China’s rapid ascent in offshore wind technology and electrolysis for green hydrogen production sectors is a pressing concern for Europe. The potential geopolitical implications are significant, directly impacting the pace and cost of our energy transition. This urgent issue, highlighted in recent research by TNO and The Hague Centre for Strategic Studies (HCSS), underscores the need for Europe to act swiftly to reduce strategic dependencies.
Strong position China wind and electrolysis
The analysis shows that China has almost a monopoly on producing permanent magnets, an essential component of wind turbines. The country has developed enormously in offshore wind technology in recent years and is expected to further strengthen its position on the world stage in the coming years. The electrolysis market has also been developing rapidly in China over the years. The Chinese have focused on alkaline electrolyzers, while Europe is strong in PEM and alkaline technology.
Finding balance in cooperation China
China has a closed market to foreign competitors but expects access to other countries’ markets, which makes other countries dependent on China. Still, the report emphasizes the need to cooperate with China where it can responsibly but avoid unwanted strategic dependencies. China must become dependent on Europe in certain parts of global value chains.

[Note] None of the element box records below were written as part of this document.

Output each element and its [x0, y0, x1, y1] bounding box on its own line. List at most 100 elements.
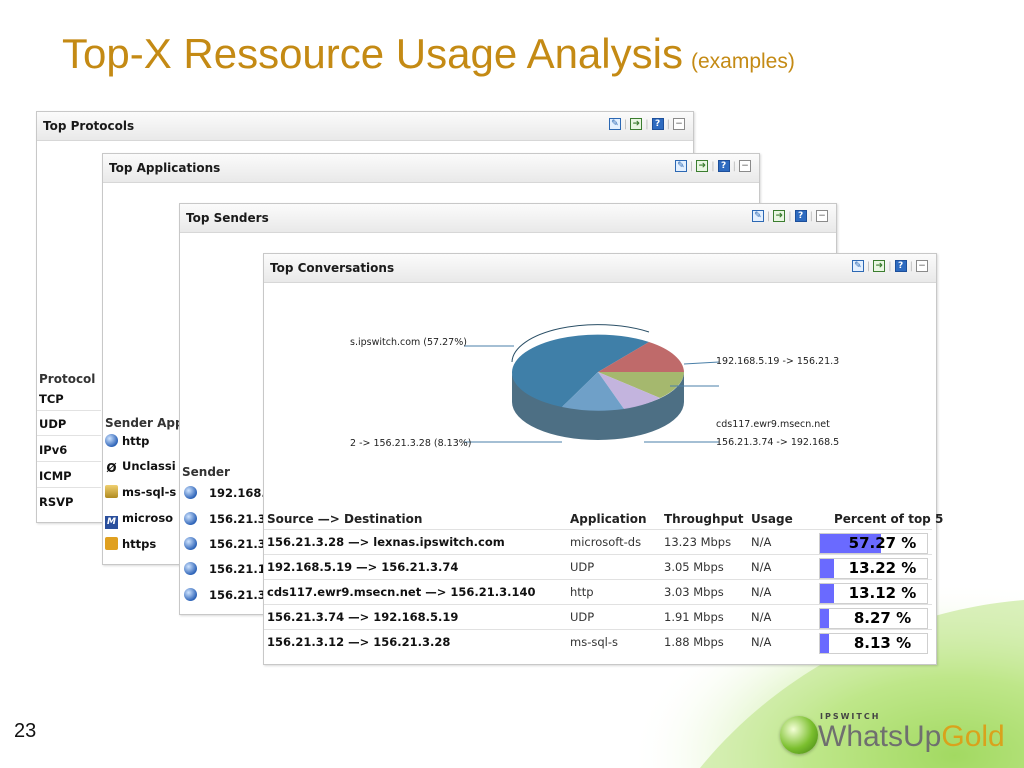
export-icon[interactable]: ➜ [873, 260, 886, 272]
percent-bar-fill [820, 634, 829, 653]
widget-title: Top Protocols [43, 119, 135, 133]
pie-label-mid-right: cds117.ewr9.msecn.net [716, 419, 830, 430]
collapse-icon[interactable]: − [816, 210, 828, 222]
table-row[interactable]: 156.21.3.74 —> 192.168.5.19 UDP 1.91 Mbp… [264, 604, 932, 630]
cell-conversation: 156.21.3.28 —> lexnas.ipswitch.com [267, 535, 505, 549]
column-header: Throughput [664, 512, 744, 526]
export-icon[interactable]: ➜ [630, 118, 643, 130]
export-icon[interactable]: ➜ [696, 160, 709, 172]
help-icon[interactable]: ? [651, 118, 664, 130]
widget-toolbar: ✎ | ➜ | ? | − [608, 118, 685, 130]
cell-usage: N/A [751, 560, 772, 574]
collapse-icon[interactable]: − [673, 118, 685, 130]
list-item: 192.168. [184, 486, 266, 500]
widget-title: Top Conversations [270, 261, 395, 275]
conversations-pie-chart [464, 324, 720, 443]
widget-header: Top Protocols ✎ | ➜ | ? | − [37, 112, 693, 141]
cell-throughput: 3.03 Mbps [664, 585, 724, 599]
globe-icon [184, 486, 197, 499]
percent-bar: 8.13 % [819, 633, 928, 654]
list-item: Mmicroso [105, 511, 173, 529]
logo-orb-icon [780, 716, 818, 754]
table-row[interactable]: 156.21.3.28 —> lexnas.ipswitch.com micro… [264, 529, 932, 555]
table-row[interactable]: cds117.ewr9.msecn.net —> 156.21.3.140 ht… [264, 579, 932, 605]
widget-title: Top Senders [186, 211, 269, 225]
cell-usage: N/A [751, 535, 772, 549]
cell-throughput: 13.23 Mbps [664, 535, 732, 549]
list-item: 156.21.1. [184, 562, 270, 576]
cell-application: microsoft-ds [570, 535, 642, 549]
percent-bar-fill [820, 559, 835, 578]
edit-icon[interactable]: ✎ [608, 118, 621, 130]
cell-usage: N/A [751, 635, 772, 649]
globe-icon [105, 434, 118, 447]
pie-label-bottom-right: 156.21.3.74 -> 192.168.5 [716, 437, 840, 448]
list-item: IPv6 [39, 443, 68, 457]
export-icon[interactable]: ➜ [773, 210, 786, 222]
cell-application: http [570, 585, 594, 599]
widget-toolbar: ✎ | ➜ | ? | − [751, 210, 828, 222]
widget-header: Top Senders ✎ | ➜ | ? | − [180, 204, 836, 233]
widget-toolbar: ✎ | ➜ | ? | − [851, 260, 928, 272]
column-header: Usage [751, 512, 793, 526]
cell-application: UDP [570, 610, 595, 624]
cell-conversation: cds117.ewr9.msecn.net —> 156.21.3.140 [267, 585, 536, 599]
list-item: ms-sql-s [105, 485, 176, 499]
widget-header: Top Applications ✎ | ➜ | ? | − [103, 154, 759, 183]
edit-icon[interactable]: ✎ [851, 260, 864, 272]
help-icon[interactable]: ? [717, 160, 730, 172]
percent-bar-fill [820, 609, 829, 628]
lock-icon [105, 537, 118, 550]
column-header-sender: Sender [182, 465, 230, 479]
percent-bar: 57.27 % [819, 533, 928, 554]
cell-usage: N/A [751, 585, 772, 599]
percent-label: 13.22 % [848, 559, 917, 577]
table-row[interactable]: 192.168.5.19 —> 156.21.3.74 UDP 3.05 Mbp… [264, 554, 932, 580]
pie-label-top-right: 192.168.5.19 -> 156.21.3 [716, 356, 840, 367]
widget-title: Top Applications [109, 161, 221, 175]
widget-top-conversations: Top Conversations ✎ | ➜ | ? | − s.ipswitch.… [263, 253, 943, 665]
percent-label: 57.27 % [848, 534, 917, 552]
widget-header: Top Conversations ✎ | ➜ | ? | − [264, 254, 936, 283]
column-header: Application [570, 512, 647, 526]
globe-icon [184, 512, 197, 525]
percent-label: 13.12 % [848, 584, 917, 602]
list-item: UDP [39, 417, 67, 431]
list-item: https [105, 537, 156, 551]
cell-conversation: 156.21.3.74 —> 192.168.5.19 [267, 610, 459, 624]
list-item: 156.21.3. [184, 537, 270, 551]
cell-throughput: 1.88 Mbps [664, 635, 724, 649]
column-header: Percent of top 5 [834, 512, 944, 526]
pie-label-bottom-left: 2 -> 156.21.3.28 (8.13%) [350, 438, 472, 449]
list-item: TCP [39, 392, 64, 406]
whatsupgold-logo: IPSWITCH WhatsUpGold [780, 712, 1010, 760]
slide-number: 23 [14, 720, 37, 742]
widget-toolbar: ✎ | ➜ | ? | − [674, 160, 751, 172]
list-item: http [105, 434, 149, 448]
slide-title: Top-X Ressource Usage Analysis (examples) [62, 30, 795, 78]
column-header: Source —> Destination [267, 512, 423, 526]
null-icon: Ø [106, 461, 117, 475]
globe-icon [184, 562, 197, 575]
edit-icon[interactable]: ✎ [751, 210, 764, 222]
percent-label: 8.27 % [853, 609, 912, 627]
edit-icon[interactable]: ✎ [674, 160, 687, 172]
table-row[interactable]: 156.21.3.12 —> 156.21.3.28 ms-sql-s 1.88… [264, 629, 932, 655]
percent-label: 8.13 % [853, 634, 912, 652]
list-item: RSVP [39, 495, 74, 509]
globe-icon [184, 588, 197, 601]
cell-throughput: 1.91 Mbps [664, 610, 724, 624]
cell-throughput: 3.05 Mbps [664, 560, 724, 574]
percent-bar: 13.12 % [819, 583, 928, 604]
logo-wordmark: WhatsUpGold [818, 720, 1005, 753]
help-icon[interactable]: ? [794, 210, 807, 222]
ms-app-icon: M [105, 516, 118, 529]
pie-label-top-left: s.ipswitch.com (57.27%) [350, 337, 467, 348]
help-icon[interactable]: ? [894, 260, 907, 272]
list-item: 156.21.3. [184, 588, 270, 602]
cell-application: ms-sql-s [570, 635, 618, 649]
cell-conversation: 156.21.3.12 —> 156.21.3.28 [267, 635, 451, 649]
collapse-icon[interactable]: − [739, 160, 751, 172]
column-header-protocol: Protocol [39, 372, 96, 386]
collapse-icon[interactable]: − [916, 260, 928, 272]
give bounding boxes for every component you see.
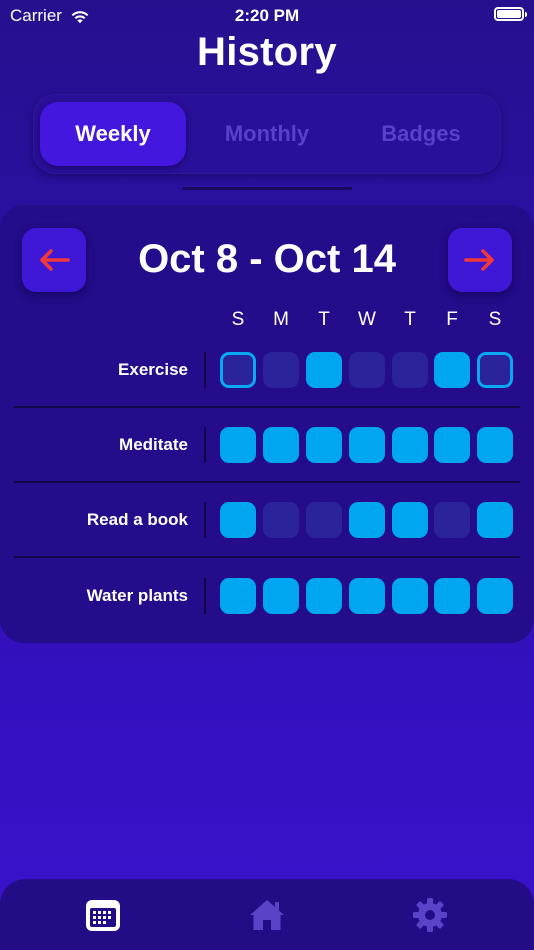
habit-label: Water plants [86,586,188,605]
tab-bar-home[interactable] [212,879,322,950]
tab-weekly[interactable]: Weekly [40,102,186,166]
habit-label: Meditate [119,435,188,454]
habit-row-meditate: Meditate [14,408,520,483]
habit-day-cell-done[interactable] [434,352,470,388]
habit-day-cell-done[interactable] [263,427,299,463]
habit-day-cell-done[interactable] [477,502,513,538]
habit-row-read-a-book: Read a book [14,483,520,558]
day-header-friday: F [446,309,458,330]
header-divider [182,187,352,190]
arrow-right-icon [464,249,494,271]
next-week-button[interactable] [448,228,512,292]
status-bar: Carrier 2:20 PM [0,0,534,30]
habit-day-cell-done[interactable] [220,578,256,614]
habit-day-cell-today[interactable] [220,352,256,388]
tab-monthly[interactable]: Monthly [194,102,340,166]
habit-day-cell-missed[interactable] [434,502,470,538]
habit-day-cell-missed[interactable] [392,352,428,388]
status-time: 2:20 PM [234,6,300,25]
habit-day-cell-done[interactable] [306,352,342,388]
gear-icon [413,897,447,932]
row-separator [204,578,206,614]
battery-level [497,10,521,18]
day-header-sunday: S [231,309,245,330]
habit-day-cell-done[interactable] [477,578,513,614]
previous-week-button[interactable] [22,228,86,292]
day-header-monday: M [273,309,289,330]
arrow-left-icon [40,249,70,271]
habit-day-cell-done[interactable] [392,578,428,614]
habit-row-water-plants: Water plants [14,559,520,633]
page-title: History [197,30,337,74]
bottom-tab-bar [0,879,534,950]
battery-icon [494,7,527,21]
house-icon [250,899,284,930]
habit-day-cell-today[interactable] [477,352,513,388]
view-segmented-control: Weekly Monthly Badges [33,94,501,174]
row-separator [204,502,206,538]
habit-day-cell-done[interactable] [392,427,428,463]
row-separator [204,427,206,463]
habit-day-cell-done[interactable] [477,427,513,463]
day-header-tuesday: T [318,309,330,330]
day-header-saturday: S [488,309,502,330]
day-header-wednesday: W [358,309,376,330]
habit-day-cell-done[interactable] [306,578,342,614]
tab-bar-settings[interactable] [375,879,485,950]
habit-day-cell-done[interactable] [434,578,470,614]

The choice before Europe is a complex one: to opt for cheaper Chinese electrolyzers or to invest in more expensive, proprietary alternatives for long-term security. This decision must consider the potential risks, as economic relations could abruptly deteriorate due to the global situation. TNO and HCSS argue that governments and businesses alike should carefully weigh these trade-offs at both the national and European levels. This nuanced approach is crucial to avoid unwanted strategic dependencies and ensure the long-term security of Europe’s energy transition.
Restrictive measures from the EU
The EU can take restrictive measures to enforce a level playing field and stimulate its own industry. Tightening standards on safety, quality, working conditions, and environmental standards is one possibility, according to the researchers. As long as China does not open its market, consideration could be given to excluding Chinese companies in major European tenders as well. This would prioritize European companies for vital infrastructure projects related to wind energy and electrolysis. This promotes cooperation inside and outside the EU and ensures the availability of sufficient alternatives to Chinese wind power and electrolyzers.